During those weeks, reflect and collect information about different forms of writing you engage in.
What is the first written language activity you are engaged in? Writing a note for a friend? Sending a text message? Posting a reply on someone’s social media post? Writing a social media post? Commenting on news or products online? Writing notes to yourself about things to remember to do during the day? Making notes while reading for your classes?
Do you engage in other kinds of writing activities, or is there more of the same? Are you writing a draft version of a paper for university? Writing fiction, blog posts, or consumer reviews?
Collect examples of the different kinds of written activity you engage in during the week. (You do not need to collect and analyze everything you write, but try to find at least 5 representative examples (=texts*) of different kinds of activities).
*Text is a term “used in linguistics to refer to any passage- spoken or written, of whatever length, that does form a unified whole.”
“A text is a unit of language in use.”
Halliday, M.A.K. and Hasan, R. (1976). Cohesion in English. London: Longman, pp. 1–2
- ACCOUNT FOR THE NATURE OF THESE ACTIVITIES USING THE FOLLOWING QUESTIONS:
Addressee(s) and relations between author and addressee(s)
Are you writing for yourself (no addressee) / one other person / several other people? Are there on-lookers?
What are the relations between you and the person/people you write for/to? Is the writing interactive? Are there differences in social status and power? Do you have personal relationships as friends, colleagues/course mates or are you strangers to each other? Do you belong to the same language communities, i.e. speak the same languages?
Medium and situation
What writing tool do you use? Pen and paper, computer, tablet, mobile phone? Is your writing online or offline? Does it take place on a particular social media site, or other specific situation or setting?
Production circumstance
Is your writing more or less planned? Do you revise and edit writing? Or is it produced quickly with minimal editing?
Communicative purpose
What is the purpose of your writing? Complete course work for the university? Support your own learning? Do you want to inform or report about something? Entertain? Explain? Persuade? Socialize with friends? Reveal something about yourself?
Domain and topic
Is your writing taking place in different domains of your life: family, social circle, education, workplace, social networks, government, sports? In your everyday life? In your student life? In any work life? Does it feature a specific topic, e.g. religion, sports, politics, music, clothes, food, etc.?
You can do this by entering your activities into a table, see the example below where one activity (a text message to a friend) is filled in.
Type of activity = Text
Addressee(s) and relations
Medium and situation
Production circumstance
Communicative purpose
Domain and topic
Text message to friend about meeting for wine
Addressed to one person who is a friend
Mobile phone using Messages
Relatively un-planned and not heavily edited
Check availability and make a plan (social)
Everyday life, topic: social meeting/drink
If you prefer you can simply write a short paragraph for each text instead of presenting the information as a table.
- REFLECT ON LINGUISTIC CHOICES AND FEATURES
Use the account above and reflect on language choices in your different texts. Do they differ with respect to languages used (e.g. English, German, Farsi, etc.)?
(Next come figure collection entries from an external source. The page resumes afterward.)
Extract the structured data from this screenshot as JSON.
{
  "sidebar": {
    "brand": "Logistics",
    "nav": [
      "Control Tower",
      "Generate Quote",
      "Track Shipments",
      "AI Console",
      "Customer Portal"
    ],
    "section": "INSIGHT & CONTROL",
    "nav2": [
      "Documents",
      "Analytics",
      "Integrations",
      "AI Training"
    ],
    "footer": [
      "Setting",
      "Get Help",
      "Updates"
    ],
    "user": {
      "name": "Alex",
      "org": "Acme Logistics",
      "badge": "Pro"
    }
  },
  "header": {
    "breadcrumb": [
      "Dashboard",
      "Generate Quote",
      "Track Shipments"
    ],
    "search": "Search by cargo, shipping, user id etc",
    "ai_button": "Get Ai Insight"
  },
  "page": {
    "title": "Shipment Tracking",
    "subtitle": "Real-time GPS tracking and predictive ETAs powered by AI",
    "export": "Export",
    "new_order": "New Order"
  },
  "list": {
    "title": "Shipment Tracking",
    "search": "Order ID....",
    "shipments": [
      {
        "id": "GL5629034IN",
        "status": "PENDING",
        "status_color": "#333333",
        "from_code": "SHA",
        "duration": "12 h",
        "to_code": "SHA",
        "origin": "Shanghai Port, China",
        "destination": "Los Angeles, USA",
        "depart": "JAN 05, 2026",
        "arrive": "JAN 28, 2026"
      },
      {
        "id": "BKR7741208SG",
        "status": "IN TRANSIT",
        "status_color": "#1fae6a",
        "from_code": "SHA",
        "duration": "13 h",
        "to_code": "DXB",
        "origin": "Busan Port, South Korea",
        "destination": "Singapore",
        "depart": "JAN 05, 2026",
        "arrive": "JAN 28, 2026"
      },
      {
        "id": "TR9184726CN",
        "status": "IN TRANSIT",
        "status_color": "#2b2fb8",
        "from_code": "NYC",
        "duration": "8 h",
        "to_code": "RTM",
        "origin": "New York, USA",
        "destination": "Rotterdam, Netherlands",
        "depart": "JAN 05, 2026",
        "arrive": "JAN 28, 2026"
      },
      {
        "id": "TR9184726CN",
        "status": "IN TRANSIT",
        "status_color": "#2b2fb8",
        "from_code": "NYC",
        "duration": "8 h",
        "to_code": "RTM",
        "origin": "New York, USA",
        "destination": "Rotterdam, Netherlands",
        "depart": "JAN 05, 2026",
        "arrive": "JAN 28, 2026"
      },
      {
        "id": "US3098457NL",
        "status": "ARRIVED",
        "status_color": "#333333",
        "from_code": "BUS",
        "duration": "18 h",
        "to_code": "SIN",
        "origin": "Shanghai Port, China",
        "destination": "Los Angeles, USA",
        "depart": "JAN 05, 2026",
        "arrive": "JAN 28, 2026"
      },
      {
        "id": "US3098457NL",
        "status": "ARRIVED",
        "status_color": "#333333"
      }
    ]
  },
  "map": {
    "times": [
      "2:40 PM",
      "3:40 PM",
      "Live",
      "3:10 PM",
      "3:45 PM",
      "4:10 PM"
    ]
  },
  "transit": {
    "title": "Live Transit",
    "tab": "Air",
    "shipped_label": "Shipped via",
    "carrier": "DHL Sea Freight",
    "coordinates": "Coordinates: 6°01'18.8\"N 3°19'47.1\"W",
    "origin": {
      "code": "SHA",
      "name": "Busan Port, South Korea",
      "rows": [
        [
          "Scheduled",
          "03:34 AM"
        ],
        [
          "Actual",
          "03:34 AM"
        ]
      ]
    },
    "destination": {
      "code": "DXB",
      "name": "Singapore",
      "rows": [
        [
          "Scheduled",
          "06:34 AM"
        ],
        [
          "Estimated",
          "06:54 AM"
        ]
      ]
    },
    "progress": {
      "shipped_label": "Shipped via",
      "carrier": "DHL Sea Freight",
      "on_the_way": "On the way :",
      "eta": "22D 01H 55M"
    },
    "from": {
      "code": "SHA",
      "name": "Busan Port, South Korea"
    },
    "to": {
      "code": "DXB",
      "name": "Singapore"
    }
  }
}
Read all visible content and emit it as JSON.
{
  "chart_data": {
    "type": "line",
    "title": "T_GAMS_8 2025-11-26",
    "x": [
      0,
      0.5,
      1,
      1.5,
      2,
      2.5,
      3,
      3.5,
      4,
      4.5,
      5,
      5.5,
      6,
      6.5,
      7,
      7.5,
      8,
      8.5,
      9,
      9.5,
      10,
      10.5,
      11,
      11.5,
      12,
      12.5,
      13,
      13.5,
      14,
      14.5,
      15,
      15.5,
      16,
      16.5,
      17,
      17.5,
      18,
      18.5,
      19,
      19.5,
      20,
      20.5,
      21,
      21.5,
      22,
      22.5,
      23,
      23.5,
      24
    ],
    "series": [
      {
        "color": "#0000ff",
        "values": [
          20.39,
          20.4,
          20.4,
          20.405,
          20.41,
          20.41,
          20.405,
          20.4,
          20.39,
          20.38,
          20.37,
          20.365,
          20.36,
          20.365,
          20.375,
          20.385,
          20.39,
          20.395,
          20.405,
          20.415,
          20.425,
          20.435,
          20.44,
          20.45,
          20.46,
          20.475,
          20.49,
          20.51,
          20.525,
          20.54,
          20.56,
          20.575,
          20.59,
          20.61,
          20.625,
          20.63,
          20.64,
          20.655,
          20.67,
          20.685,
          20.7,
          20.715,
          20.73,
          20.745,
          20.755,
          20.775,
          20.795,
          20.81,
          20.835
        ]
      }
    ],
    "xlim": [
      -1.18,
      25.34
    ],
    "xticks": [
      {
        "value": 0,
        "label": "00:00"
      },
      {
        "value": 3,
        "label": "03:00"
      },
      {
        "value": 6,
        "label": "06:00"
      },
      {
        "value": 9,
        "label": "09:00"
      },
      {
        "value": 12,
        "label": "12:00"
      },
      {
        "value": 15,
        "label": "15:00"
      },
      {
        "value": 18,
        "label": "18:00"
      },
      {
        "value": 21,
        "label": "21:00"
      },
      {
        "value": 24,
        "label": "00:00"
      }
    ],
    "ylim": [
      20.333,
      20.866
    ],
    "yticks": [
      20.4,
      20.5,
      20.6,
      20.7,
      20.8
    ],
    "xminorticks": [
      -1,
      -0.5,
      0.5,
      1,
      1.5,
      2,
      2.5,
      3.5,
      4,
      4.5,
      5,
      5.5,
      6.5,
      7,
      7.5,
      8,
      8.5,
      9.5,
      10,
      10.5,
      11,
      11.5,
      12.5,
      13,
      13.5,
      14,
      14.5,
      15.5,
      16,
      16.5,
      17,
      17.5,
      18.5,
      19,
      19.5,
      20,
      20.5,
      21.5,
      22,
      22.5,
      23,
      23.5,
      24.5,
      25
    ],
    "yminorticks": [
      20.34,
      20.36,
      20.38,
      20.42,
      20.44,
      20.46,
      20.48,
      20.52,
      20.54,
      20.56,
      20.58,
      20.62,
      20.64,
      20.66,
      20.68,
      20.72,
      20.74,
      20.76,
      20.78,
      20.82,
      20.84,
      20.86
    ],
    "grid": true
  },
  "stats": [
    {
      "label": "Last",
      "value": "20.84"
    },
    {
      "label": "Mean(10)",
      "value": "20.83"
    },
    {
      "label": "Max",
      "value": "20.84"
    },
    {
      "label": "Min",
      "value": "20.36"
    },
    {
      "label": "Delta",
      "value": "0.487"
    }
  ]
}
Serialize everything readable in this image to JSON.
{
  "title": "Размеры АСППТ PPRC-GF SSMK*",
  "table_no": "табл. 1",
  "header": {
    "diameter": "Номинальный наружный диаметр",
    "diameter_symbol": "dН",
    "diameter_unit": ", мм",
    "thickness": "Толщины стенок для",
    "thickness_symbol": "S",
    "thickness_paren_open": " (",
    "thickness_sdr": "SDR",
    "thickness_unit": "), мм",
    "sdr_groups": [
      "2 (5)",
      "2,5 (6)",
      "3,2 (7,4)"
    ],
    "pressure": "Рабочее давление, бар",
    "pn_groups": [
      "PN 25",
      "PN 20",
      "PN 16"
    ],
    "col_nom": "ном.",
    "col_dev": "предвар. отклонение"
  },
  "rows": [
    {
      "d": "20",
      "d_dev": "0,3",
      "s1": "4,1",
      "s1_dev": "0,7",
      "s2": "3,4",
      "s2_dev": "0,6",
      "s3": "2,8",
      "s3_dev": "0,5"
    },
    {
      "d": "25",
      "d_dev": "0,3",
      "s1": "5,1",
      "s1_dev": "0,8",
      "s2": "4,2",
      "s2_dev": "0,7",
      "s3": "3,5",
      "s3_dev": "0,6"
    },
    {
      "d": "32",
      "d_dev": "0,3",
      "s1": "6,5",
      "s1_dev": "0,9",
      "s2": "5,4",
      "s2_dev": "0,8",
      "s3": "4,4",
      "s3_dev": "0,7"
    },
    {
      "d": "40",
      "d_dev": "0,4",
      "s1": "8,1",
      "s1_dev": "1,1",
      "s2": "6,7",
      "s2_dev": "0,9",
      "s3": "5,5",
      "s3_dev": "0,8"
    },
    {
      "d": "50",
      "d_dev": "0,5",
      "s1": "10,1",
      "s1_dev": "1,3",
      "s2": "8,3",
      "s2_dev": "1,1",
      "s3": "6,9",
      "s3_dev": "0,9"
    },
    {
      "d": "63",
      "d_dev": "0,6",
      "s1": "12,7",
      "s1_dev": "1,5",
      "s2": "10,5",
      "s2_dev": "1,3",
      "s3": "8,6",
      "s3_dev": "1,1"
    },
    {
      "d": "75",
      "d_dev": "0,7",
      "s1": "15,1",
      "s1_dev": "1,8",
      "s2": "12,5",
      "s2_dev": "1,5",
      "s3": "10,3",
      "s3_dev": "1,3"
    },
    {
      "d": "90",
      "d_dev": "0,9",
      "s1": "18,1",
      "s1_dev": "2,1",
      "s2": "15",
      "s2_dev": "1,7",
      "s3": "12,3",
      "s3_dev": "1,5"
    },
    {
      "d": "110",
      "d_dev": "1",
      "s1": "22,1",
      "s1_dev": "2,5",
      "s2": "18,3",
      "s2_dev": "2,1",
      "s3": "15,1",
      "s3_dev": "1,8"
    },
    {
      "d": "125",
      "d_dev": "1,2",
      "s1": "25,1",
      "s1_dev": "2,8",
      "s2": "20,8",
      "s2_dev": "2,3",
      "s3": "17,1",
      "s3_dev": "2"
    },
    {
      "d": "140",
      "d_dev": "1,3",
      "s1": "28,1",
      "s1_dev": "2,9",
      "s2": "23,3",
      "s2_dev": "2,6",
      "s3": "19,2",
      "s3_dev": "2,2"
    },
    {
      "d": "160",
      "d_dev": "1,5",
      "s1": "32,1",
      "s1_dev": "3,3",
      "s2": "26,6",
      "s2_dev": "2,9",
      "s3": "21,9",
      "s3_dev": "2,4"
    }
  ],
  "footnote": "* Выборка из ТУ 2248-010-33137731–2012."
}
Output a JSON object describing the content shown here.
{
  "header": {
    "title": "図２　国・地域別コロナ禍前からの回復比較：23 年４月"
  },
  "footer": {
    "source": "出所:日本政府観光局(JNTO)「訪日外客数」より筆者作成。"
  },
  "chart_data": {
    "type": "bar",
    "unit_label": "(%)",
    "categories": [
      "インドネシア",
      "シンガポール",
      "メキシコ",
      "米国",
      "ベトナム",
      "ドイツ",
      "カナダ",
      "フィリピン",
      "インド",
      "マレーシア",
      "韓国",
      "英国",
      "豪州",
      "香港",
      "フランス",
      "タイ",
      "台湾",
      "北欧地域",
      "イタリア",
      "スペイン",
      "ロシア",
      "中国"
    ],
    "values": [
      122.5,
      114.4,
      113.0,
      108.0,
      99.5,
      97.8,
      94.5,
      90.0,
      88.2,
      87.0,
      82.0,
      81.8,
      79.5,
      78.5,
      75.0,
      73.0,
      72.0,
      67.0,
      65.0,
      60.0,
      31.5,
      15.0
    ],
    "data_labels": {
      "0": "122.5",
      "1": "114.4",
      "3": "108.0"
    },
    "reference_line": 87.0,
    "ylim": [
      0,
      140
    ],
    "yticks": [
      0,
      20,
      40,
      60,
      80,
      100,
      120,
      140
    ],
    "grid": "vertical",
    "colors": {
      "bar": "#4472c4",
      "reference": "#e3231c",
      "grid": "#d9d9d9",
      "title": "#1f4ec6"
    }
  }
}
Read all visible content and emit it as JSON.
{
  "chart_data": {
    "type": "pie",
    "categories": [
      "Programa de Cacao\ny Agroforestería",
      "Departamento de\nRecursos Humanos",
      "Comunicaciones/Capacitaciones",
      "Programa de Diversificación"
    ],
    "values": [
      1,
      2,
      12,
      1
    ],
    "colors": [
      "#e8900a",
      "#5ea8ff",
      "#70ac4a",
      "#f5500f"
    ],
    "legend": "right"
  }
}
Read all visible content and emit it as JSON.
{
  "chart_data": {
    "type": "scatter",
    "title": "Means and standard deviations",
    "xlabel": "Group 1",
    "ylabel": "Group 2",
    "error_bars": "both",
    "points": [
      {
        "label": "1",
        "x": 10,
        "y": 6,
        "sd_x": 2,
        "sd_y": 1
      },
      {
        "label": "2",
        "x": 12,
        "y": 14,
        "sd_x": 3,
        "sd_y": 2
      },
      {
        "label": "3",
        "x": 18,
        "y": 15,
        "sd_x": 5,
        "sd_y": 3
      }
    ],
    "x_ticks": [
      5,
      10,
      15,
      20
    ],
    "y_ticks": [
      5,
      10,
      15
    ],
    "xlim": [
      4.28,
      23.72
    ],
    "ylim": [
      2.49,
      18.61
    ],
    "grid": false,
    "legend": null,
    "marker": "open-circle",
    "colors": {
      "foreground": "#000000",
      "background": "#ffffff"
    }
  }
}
What determines the choice of language? Do you use different registers in your writing? What influences choices about informality and politeness? Where are non-standard forms and devices such as emoticons used?
Overall work plan:
- For the lecture: Read the instructions carefully and come prepared with questions to Lectures about Standard English, Language Use, and Register Variations in Portfolio/ Production sub-module. Also, prepare by thinking about what writing activities you do in a day.
- For the seminar: Collect and account for five written activities (texts) you have engaged in during one day. (Try to choose activities (texts) that are not too similar. ) Use the questions in the portfolio assignment to guide your account.
- Use the discussion and feedback from the seminar to write the final reflection part of the assignment. Submission Friday, December 10, 23.59.
A note on the structure of your submission:
Start with a very brief introduction where you say something about the task and about how you selected the five texts.
Then include your account of the texts either as a table or as short paragraphs explaining the nature of the text with examples by using the situational characteristics (Addressee and relations; Medium and situation; Production circumstance; Communicative purpose; Domain and topic).
Finally, write five short reflective paragraphs; one for each text. Here you need to reflect on one or two significant features in each text and explain how the choice of each feature relates to situational characteristics of the text.